Decided: October 09, 2012

TOM, J.P., MAZZARELLI, CATTERSON, RENWICK, DEGRASSE, JJ. Ernest Quinones, appellant pro se. Patrina Quinones, appellant pro se. Kelly D. MacNeal, New York (Melissa R. Renwick of counsel), for respondent.

Judgment, Supreme Court, New York County (Donna M. Mills, J.), entered September 27, 2011, denying the petition to annul the determination of respondent New York City Housing Authority, dated February 22, 2011, which denied petitioners' application to vacate their second default and dismissed the proceeding, unanimously affirmed, without costs.

The hearing officer's determination that petitioners failed to establish a reasonable excuse for their default (see Matter of Cherry v. New York City Hous. Auth., 67 A.D.3d 438, 439, 889 N.Y.S.2d 20 [1st Dept 2009]; Matter of Daniels v. Popolizio, 171 A.D.2d 596, 597, 567 N.Y.S.2d 459 [1st Dept 1991] ) has a rational basis in the record and is not arbitrary and capricious (see Matter of Pell v. Board of Educ., 34 N.Y.2d 222, 231 [1974] ). Petitioners' excuses for failing to appear at the hearing were not supported by any documentation (see Cherry, 67 A.D.3d at 438, 889 N.Y.S.2d 20). Furthermore, plaintiffs did not explain why they did not either attempt to adjourn the hearing or arrange for a representative to appear on their behalf (see Matter of Corchado v. Popolizio, 171 A.D.2d 598, 567 N.Y.S.2d 460 [1st Dept 1991] ); Matter of Trinidad v. New York City Hous. Auth., 2011 N.Y. Slip Op 30599U, at 6 [Sup Ct, N.Y. County 2011] ).

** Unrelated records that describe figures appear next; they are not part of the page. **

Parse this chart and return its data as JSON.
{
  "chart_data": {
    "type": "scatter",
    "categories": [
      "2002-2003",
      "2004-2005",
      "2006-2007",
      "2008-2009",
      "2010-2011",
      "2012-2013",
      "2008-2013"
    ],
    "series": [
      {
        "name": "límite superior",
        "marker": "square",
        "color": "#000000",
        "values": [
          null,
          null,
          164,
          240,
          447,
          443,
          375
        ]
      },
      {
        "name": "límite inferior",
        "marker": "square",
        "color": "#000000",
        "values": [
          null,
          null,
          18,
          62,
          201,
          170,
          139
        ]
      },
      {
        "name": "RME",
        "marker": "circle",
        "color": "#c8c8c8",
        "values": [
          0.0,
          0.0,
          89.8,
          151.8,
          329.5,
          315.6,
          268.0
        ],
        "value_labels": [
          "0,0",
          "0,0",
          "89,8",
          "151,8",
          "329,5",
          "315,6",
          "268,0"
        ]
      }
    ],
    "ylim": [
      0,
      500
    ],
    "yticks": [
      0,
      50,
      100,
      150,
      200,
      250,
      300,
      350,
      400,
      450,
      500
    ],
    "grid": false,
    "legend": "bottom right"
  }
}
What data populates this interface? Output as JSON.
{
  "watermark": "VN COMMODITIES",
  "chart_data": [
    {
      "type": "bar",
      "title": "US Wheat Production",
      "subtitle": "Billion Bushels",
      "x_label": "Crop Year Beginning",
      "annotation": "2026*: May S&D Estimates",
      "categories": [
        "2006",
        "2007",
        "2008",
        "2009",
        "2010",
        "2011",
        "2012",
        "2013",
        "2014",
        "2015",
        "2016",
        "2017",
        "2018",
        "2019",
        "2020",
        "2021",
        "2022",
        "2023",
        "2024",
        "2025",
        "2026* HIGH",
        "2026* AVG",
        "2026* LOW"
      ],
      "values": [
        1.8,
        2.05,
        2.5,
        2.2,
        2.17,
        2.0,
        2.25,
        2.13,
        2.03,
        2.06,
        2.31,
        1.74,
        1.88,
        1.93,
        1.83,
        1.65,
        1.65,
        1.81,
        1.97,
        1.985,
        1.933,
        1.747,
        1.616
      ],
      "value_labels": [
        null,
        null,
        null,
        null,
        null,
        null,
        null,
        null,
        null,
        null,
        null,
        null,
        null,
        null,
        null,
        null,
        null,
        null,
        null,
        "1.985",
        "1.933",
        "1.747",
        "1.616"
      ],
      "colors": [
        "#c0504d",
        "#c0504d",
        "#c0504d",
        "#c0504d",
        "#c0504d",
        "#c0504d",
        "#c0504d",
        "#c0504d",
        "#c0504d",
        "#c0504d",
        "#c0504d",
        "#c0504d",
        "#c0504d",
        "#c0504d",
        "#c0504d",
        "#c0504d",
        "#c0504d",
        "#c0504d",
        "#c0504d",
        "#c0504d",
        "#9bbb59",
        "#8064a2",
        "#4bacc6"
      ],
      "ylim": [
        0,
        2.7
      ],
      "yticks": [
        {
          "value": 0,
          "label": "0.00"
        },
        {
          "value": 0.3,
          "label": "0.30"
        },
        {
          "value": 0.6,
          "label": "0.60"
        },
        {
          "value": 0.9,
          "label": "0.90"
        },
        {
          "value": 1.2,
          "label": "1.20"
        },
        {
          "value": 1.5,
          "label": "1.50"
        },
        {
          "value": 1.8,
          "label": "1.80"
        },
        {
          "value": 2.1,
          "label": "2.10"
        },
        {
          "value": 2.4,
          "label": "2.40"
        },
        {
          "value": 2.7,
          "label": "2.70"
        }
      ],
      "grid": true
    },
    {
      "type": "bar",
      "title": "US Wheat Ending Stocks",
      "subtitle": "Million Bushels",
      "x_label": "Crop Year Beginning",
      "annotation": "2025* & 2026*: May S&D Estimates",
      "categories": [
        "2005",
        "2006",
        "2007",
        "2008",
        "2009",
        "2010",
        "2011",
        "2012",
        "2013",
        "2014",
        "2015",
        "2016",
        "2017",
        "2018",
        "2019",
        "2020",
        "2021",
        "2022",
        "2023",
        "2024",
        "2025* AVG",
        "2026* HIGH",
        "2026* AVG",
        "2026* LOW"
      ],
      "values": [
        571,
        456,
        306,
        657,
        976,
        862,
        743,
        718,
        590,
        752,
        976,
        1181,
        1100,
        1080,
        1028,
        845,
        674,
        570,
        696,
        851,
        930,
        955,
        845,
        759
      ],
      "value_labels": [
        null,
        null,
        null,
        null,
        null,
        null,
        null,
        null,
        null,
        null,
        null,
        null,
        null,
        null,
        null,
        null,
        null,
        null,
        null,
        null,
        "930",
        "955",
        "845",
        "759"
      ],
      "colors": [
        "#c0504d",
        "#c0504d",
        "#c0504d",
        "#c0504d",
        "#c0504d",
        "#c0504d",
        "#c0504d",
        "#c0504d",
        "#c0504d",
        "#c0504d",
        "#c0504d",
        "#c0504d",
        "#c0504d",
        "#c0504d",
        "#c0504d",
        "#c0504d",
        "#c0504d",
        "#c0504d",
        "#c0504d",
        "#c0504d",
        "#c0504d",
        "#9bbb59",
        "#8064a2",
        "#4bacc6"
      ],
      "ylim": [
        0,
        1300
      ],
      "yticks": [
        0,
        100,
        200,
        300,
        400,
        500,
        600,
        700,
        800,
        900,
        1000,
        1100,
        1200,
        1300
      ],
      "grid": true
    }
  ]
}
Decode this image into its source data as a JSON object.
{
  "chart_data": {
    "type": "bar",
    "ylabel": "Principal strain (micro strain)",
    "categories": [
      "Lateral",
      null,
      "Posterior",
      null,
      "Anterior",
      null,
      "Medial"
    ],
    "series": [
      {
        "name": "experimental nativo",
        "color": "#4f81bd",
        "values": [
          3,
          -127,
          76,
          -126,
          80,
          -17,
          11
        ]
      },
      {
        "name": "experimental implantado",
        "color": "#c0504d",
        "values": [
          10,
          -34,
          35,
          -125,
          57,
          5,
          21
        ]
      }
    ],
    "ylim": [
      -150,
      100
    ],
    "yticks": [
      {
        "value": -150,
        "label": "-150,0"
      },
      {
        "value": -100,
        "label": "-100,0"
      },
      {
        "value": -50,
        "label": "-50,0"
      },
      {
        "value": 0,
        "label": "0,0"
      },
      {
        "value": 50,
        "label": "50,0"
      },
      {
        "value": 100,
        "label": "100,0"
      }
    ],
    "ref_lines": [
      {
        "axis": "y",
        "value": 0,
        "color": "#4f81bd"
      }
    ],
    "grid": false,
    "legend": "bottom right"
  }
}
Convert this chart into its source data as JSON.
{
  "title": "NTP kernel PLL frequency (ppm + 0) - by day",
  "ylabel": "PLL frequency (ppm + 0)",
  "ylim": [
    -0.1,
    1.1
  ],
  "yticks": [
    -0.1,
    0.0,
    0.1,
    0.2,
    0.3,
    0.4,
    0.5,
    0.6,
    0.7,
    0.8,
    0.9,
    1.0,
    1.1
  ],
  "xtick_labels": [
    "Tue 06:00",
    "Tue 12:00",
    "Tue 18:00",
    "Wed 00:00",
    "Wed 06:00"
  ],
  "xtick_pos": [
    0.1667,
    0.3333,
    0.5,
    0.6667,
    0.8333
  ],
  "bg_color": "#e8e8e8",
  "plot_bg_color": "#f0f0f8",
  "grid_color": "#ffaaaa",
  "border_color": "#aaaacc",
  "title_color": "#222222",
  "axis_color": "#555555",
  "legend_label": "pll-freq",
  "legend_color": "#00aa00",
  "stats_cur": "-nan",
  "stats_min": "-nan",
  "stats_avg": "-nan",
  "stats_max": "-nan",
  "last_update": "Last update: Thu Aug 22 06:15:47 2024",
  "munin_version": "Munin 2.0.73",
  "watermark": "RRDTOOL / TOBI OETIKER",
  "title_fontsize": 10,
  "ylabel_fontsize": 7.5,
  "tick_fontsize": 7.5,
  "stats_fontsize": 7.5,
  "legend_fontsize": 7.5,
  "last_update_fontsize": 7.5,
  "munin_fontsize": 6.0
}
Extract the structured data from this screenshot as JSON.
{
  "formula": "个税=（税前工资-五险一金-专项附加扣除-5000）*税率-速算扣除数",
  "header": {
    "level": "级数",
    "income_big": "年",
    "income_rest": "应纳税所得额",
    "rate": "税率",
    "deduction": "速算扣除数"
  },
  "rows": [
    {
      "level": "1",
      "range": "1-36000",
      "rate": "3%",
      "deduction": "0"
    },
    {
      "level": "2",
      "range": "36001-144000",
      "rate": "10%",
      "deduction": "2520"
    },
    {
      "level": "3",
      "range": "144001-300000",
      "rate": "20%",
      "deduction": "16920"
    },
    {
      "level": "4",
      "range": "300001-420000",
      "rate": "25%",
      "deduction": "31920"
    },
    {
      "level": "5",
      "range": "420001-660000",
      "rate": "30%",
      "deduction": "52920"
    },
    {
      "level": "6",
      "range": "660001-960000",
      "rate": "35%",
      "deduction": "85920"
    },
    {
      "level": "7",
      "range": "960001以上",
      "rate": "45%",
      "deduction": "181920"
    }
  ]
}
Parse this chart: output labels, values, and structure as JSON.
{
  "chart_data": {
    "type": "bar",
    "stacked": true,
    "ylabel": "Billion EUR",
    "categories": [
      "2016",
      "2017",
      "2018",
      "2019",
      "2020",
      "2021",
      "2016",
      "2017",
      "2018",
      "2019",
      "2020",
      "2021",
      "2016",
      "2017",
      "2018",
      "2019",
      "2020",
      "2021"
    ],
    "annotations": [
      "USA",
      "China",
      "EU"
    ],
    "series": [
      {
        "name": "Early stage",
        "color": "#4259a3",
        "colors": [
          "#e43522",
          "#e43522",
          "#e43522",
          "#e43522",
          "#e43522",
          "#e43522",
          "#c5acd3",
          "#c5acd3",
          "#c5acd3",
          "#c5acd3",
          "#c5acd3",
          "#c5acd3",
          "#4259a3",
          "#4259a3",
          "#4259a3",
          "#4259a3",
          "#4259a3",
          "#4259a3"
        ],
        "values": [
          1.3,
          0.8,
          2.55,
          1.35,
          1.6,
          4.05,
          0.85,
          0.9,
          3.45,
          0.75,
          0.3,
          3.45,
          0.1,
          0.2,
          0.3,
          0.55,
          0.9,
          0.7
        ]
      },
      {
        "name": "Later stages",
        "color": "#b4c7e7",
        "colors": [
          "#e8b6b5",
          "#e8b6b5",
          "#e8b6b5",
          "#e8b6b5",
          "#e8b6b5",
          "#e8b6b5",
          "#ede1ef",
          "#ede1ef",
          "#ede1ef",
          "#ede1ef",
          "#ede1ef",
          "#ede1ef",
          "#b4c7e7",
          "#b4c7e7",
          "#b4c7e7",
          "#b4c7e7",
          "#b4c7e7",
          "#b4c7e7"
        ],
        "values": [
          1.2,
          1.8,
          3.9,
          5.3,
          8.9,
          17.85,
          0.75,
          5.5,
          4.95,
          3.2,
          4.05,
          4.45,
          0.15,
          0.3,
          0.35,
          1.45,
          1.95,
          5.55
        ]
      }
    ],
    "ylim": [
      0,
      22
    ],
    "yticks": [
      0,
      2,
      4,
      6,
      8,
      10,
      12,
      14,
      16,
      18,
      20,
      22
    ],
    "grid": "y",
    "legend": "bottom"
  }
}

In light of petitioners' failure to establish a reasonable excuse for their default, we need not consider whether they established a meritorious defense to the charges of chronic rent delinquency, breach of rules and regulations, and non-desirability by permitting excessive loud music. We note, however, that petitioners' arguments and documentation submitted in support of their Article 78 petition are not reviewable as they were not part of the administrative record (see Matter of Fanelli v. New York City Conciliation & Appeals Bd., 90 A.D.2d 756, 757, 455 N.Y.S.2d 814 [1st Dept 1982], affd 58 N.Y.2d 952 [1983] ).